I guess this must be one of my favorite poems, since this is the third time I have posted it on my blog. I shared it in May 2010 and again in May 2013. The art of losing and the art of living are almost synonymous. When I posted this in 2013, Mary Lee (who is hosting today's roundup - check it out!) commented: "So why do we need to PRACTICE loss, Ms. Bishop? Why can't we focus on
shoring ourselves up for loss with loves (both large and small)?" She's right. Love is what shores us up. But it's also why loss hurts so much.
Thinking about Mary Lee's question, I came to this conclusion: having experienced many losses in the past teaches us that life does go on. It teaches us that we can survive losses we didn't think were survivable. In that sense, maybe we make a little progress towards the art of losing.
But I think Elizabeth Bishop is trying to convince herself here. She is facing a loss that feels like disaster to her. She is facing it, bravely, not turning away. She isn't numbing it or pretending it isn't there. "Write it!" she urges herself. In saying the art of losing isn't too hard to master, she's saying that it is terribly hard, the hardest. Frankly, I often want to stop the loving because the losing hurts so much. I don't want to reach out and attach and care. But if I didn't, I wouldn't be mastering the art of living.
It's all one.
One Art
by Elizabeth Bishop
The art of losing isn't hard to master;
so many things seem filled with the intent
to be lost that their loss is no disaster.

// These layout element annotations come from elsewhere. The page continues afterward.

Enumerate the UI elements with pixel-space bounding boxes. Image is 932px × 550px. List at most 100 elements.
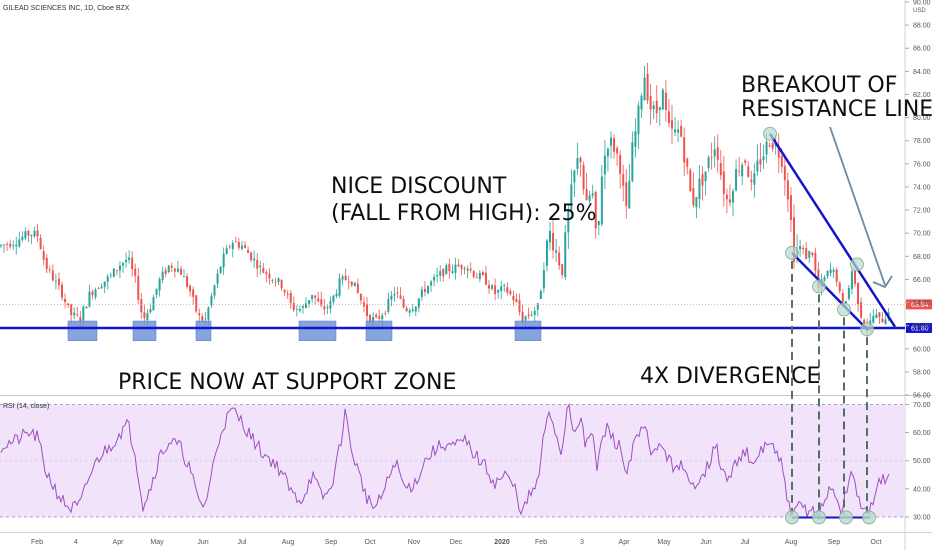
candle-body [542, 270, 545, 289]
candle-body [314, 295, 317, 298]
candle-body [61, 284, 63, 298]
candle-body [539, 290, 542, 299]
candle-body [27, 230, 30, 236]
pivot-marker [850, 257, 864, 272]
candle-body [643, 77, 646, 101]
candle-body [603, 155, 606, 175]
candle-body [323, 306, 326, 310]
candle-body [439, 271, 442, 276]
x-tick-label: Oct [871, 539, 882, 546]
candle-body [76, 314, 79, 316]
candle-body [94, 289, 97, 298]
candle-body [838, 282, 841, 292]
candle-body [847, 287, 850, 299]
candle-body [192, 289, 195, 297]
candle-body [610, 137, 612, 146]
candle-body [613, 137, 616, 152]
candle-body [728, 199, 731, 203]
candle-body [500, 286, 503, 292]
candle-body [558, 252, 561, 266]
candle-body [134, 268, 137, 276]
candle-body [741, 164, 744, 177]
candle-body [494, 285, 497, 295]
candle-body [427, 286, 429, 294]
candle-body [146, 313, 149, 321]
candle-body [210, 295, 213, 306]
last-price-label: 63.84 [911, 302, 929, 309]
candle-body [436, 275, 439, 277]
candle-body [125, 260, 128, 263]
candle-body [860, 302, 863, 318]
candle-body [844, 301, 847, 305]
candle-body [158, 279, 161, 291]
candle-body [533, 310, 536, 315]
candle-body [793, 217, 795, 262]
candle-body [219, 266, 222, 274]
candle-body [750, 179, 753, 183]
candle-body [198, 313, 201, 316]
candle-body [390, 295, 393, 300]
pivot-marker [785, 245, 799, 260]
candle-body [491, 285, 494, 289]
candle-body [530, 314, 533, 316]
candle-body [786, 180, 789, 200]
rsi-pivot-marker [812, 510, 826, 525]
candle-body [664, 92, 667, 110]
candle-body [353, 282, 356, 287]
candle-body [478, 272, 481, 279]
candle-body [606, 148, 609, 157]
x-tick-label: May [150, 539, 164, 546]
candle-body [48, 269, 51, 271]
candle-body [9, 243, 12, 247]
pivot-marker [860, 322, 874, 337]
candle-body [265, 272, 268, 275]
rsi-line-group [0, 402, 890, 521]
candle-body [658, 107, 661, 111]
candle-body [518, 300, 521, 313]
candle-body [484, 272, 487, 285]
x-axis-labels: Feb 4 Apr May Jun Jul Aug Sep Oct Nov Dec 2020 Feb 3 A… [31, 539, 882, 546]
candle-body [216, 273, 219, 284]
candle-body [863, 319, 866, 325]
candle-body [396, 292, 399, 294]
candle-body [884, 319, 887, 325]
candle-body [366, 304, 368, 316]
candle-body [161, 271, 164, 280]
candle-body [649, 96, 652, 110]
support-zone: 61.80 63.84 [0, 299, 932, 341]
x-tick-label: 3 [580, 539, 584, 546]
breakout-annotation-line1: BREAKOUT OF [741, 73, 897, 98]
discount-annotation-line1: NICE DISCOUNT [331, 174, 507, 199]
support-zone-annotation: PRICE NOW AT SUPPORT ZONE [118, 370, 456, 395]
candle-body [100, 286, 103, 289]
price-tick-label: 58.00 [913, 369, 931, 376]
candle-body [698, 178, 701, 200]
candle-body [387, 298, 390, 312]
candle-body [36, 230, 39, 237]
candle-body [634, 131, 637, 147]
divergence-annotation: 4X DIVERGENCE [640, 364, 820, 389]
candle-body [536, 303, 539, 310]
candle-body [875, 314, 878, 318]
candle-body [201, 316, 204, 321]
candle-body [783, 166, 786, 181]
candle-body [521, 311, 524, 322]
candle-body [695, 197, 698, 208]
candle-body [207, 307, 210, 320]
candle-body [667, 111, 670, 124]
currency-label: USD [913, 8, 926, 14]
candle-body [289, 292, 292, 303]
candle-body [808, 250, 811, 258]
y-axis-labels: 90.00 88.00 86.00 84.00 82.00 80.00 78.00 76.00… [905, 0, 931, 521]
candle-body [463, 267, 466, 270]
candle-body [722, 171, 725, 194]
candle-body [326, 307, 329, 308]
candle-body [228, 246, 231, 248]
candle-body [430, 281, 433, 286]
candle-body [579, 157, 582, 163]
price-tick-label: 84.00 [913, 69, 931, 76]
candle-body [155, 288, 158, 296]
rsi-pivot-marker [785, 510, 799, 525]
candle-body [24, 231, 27, 239]
candles [0, 62, 890, 337]
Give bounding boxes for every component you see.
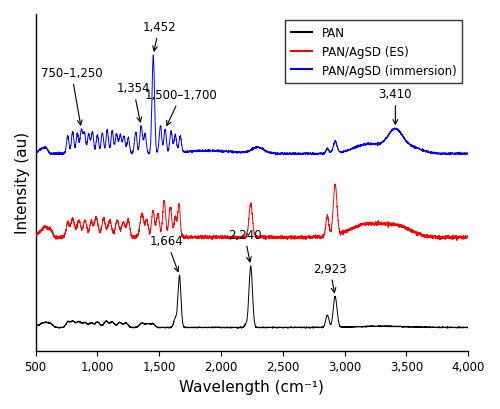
Text: 2,923: 2,923 [313, 262, 346, 293]
X-axis label: Wavelength (cm⁻¹): Wavelength (cm⁻¹) [180, 379, 324, 394]
Text: 2,240: 2,240 [228, 228, 262, 262]
Text: 750–1,250: 750–1,250 [40, 66, 102, 126]
Y-axis label: Intensity (au): Intensity (au) [15, 132, 30, 234]
Text: 1,500–1,700: 1,500–1,700 [145, 89, 218, 126]
Text: 1,664: 1,664 [150, 234, 184, 272]
Text: 1,354: 1,354 [116, 82, 150, 123]
Legend: PAN, PAN/AgSD (ES), PAN/AgSD (immersion): PAN, PAN/AgSD (ES), PAN/AgSD (immersion) [285, 21, 463, 83]
Text: 3,410: 3,410 [378, 88, 412, 125]
Text: 1,452: 1,452 [142, 21, 176, 52]
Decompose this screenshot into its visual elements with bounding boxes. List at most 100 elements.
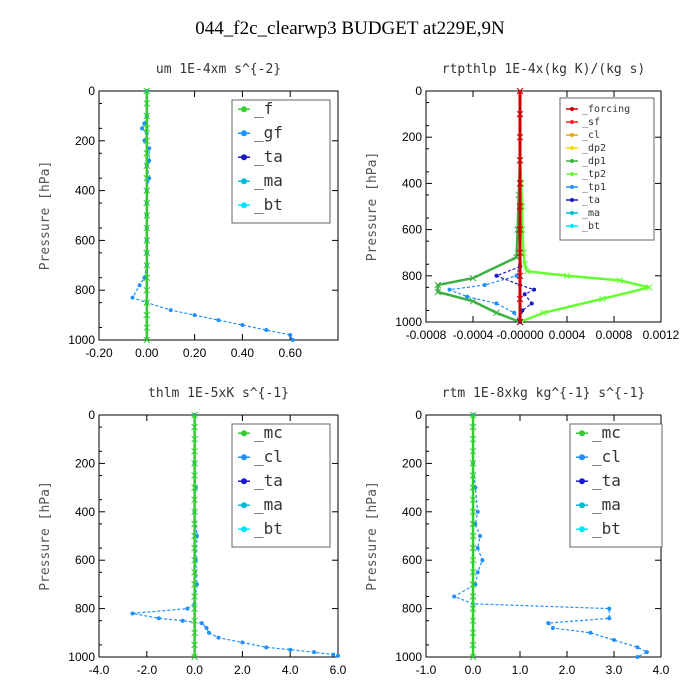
data-point xyxy=(516,249,524,257)
data-point xyxy=(312,650,317,655)
data-point xyxy=(336,653,340,658)
data-point xyxy=(191,472,198,479)
x-tick-label: 4.0 xyxy=(653,663,670,677)
data-point xyxy=(143,212,151,219)
legend-marker xyxy=(570,133,574,137)
x-tick-label: -0.00000 xyxy=(496,328,544,342)
data-point xyxy=(546,621,551,626)
data-point xyxy=(550,625,555,630)
legend: _forcing _sf _cl _dp2 _dp1 _tp2 _tp1 _ta _ma _bt xyxy=(559,97,655,241)
y-tick-label: 800 xyxy=(402,269,422,283)
data-point xyxy=(290,338,295,342)
data-point xyxy=(191,496,198,504)
data-point xyxy=(191,435,198,443)
data-point xyxy=(130,295,135,300)
legend-label: _ta xyxy=(254,147,283,166)
data-point xyxy=(191,544,198,552)
data-point xyxy=(434,288,442,296)
data-point xyxy=(143,261,151,269)
legend-marker xyxy=(570,198,574,202)
x-tick-label: -0.0004 xyxy=(453,328,494,342)
legend-box xyxy=(569,423,663,548)
data-point xyxy=(478,534,483,538)
legend-label: _cl xyxy=(254,447,283,466)
y-tick-label: 800 xyxy=(402,602,422,616)
data-point xyxy=(168,308,173,313)
legend-marker xyxy=(579,478,585,485)
y-tick-label: 1000 xyxy=(68,650,95,664)
data-point xyxy=(185,606,190,611)
series-line-dp1 xyxy=(436,160,522,324)
legend-marker xyxy=(570,185,574,189)
data-point xyxy=(475,546,480,551)
data-point xyxy=(288,333,293,338)
data-point xyxy=(469,411,477,419)
data-point xyxy=(513,253,520,261)
y-tick-label: 600 xyxy=(75,233,95,247)
data-point xyxy=(204,625,209,630)
data-point xyxy=(475,509,480,514)
x-tick-label: -4.0 xyxy=(89,663,110,677)
data-point xyxy=(516,156,524,164)
series-line-tp1 xyxy=(447,264,521,323)
data-point xyxy=(156,616,161,621)
data-point xyxy=(434,281,442,289)
data-point xyxy=(469,520,477,528)
data-point xyxy=(191,508,198,516)
data-point xyxy=(465,294,470,299)
data-point xyxy=(469,593,477,600)
data-point xyxy=(147,158,152,163)
legend-marker xyxy=(570,224,574,228)
data-point xyxy=(516,226,524,233)
data-point xyxy=(469,484,477,491)
data-point xyxy=(191,411,198,419)
data-point xyxy=(143,112,151,120)
data-point xyxy=(191,484,198,491)
data-point xyxy=(469,496,477,504)
plot-frame xyxy=(98,90,339,341)
data-point xyxy=(143,274,151,282)
data-point xyxy=(469,532,477,540)
data-point xyxy=(288,647,293,652)
data-point xyxy=(191,629,198,637)
data-point xyxy=(635,645,640,650)
data-point xyxy=(216,318,221,323)
x-tick-label: -0.0008 xyxy=(406,328,447,342)
legend-label: _ma xyxy=(582,208,600,219)
series-line-ta xyxy=(494,266,536,323)
legend-label: _bt xyxy=(592,519,621,538)
x-tick-label: 6.0 xyxy=(330,663,347,677)
data-point xyxy=(469,581,477,588)
legend-marker xyxy=(570,120,574,124)
data-point xyxy=(494,301,499,306)
data-point xyxy=(143,286,151,294)
y-tick-label: 1000 xyxy=(68,333,95,347)
data-point xyxy=(469,508,477,516)
data-point xyxy=(540,309,547,317)
x-tick-label: -0.20 xyxy=(85,346,113,360)
y-tick-label: 0 xyxy=(415,84,422,98)
x-tick-label: 3.0 xyxy=(606,663,623,677)
legend-marker xyxy=(570,107,574,111)
x-tick-label: 0.0 xyxy=(465,663,482,677)
data-point xyxy=(469,556,477,564)
legend-label: _mc xyxy=(254,423,283,442)
legend-label: _mc xyxy=(592,423,621,442)
y-axis-label: Pressure [hPa] xyxy=(365,152,380,262)
data-point xyxy=(598,295,606,303)
y-axis-label: Pressure [hPa] xyxy=(38,481,53,591)
data-point xyxy=(469,472,477,479)
x-tick-label: 2.0 xyxy=(559,663,576,677)
data-point xyxy=(516,203,524,210)
data-point xyxy=(645,283,653,291)
legend-label: _dp2 xyxy=(582,143,606,154)
data-point xyxy=(516,87,524,95)
data-point xyxy=(191,423,198,431)
x-tick-label: -2.0 xyxy=(136,663,157,677)
data-point xyxy=(516,318,524,326)
data-point xyxy=(143,149,151,157)
y-tick-label: 1000 xyxy=(395,650,422,664)
data-point xyxy=(469,544,477,552)
legend-label: _ma xyxy=(254,171,283,190)
data-point xyxy=(469,423,477,431)
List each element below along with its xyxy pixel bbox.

Lose something every day. Accept the fluster
of lost door keys, the hour badly spent.
The art of losing isn't hard to master.
Then practice losing farther, losing faster:
places, and names, and where it was you meant
to travel. None of these will bring disaster.
I lost my mother's watch. And look! my last, or
next-to-last, of three loved houses went.
The art of losing isn't hard to master.
I lost two cities, lovely ones. And, vaster,
some realms I owned, two rivers, a continent.
I miss them, but it wasn't a disaster.
- Even losing you (the joking voice, a gesture
I love) I shan't have lied. It's evident
the art of losing's not too hard to master
though it may look like (Write it!) like a disaster.
3 hours ago
3 comments:
I agree with your comments about this poem. She writes because it is so hard to master. And how she mastered the form in the process!
It is two sides of the same coin, Ruth. It's funny, this poem came up yesterday on a long car ride. (Not the topic of it; we needed someone whose last name started with B.)
I remember writing that.
I agree with your new conclusion. It IS all one, and it IS about the art of living.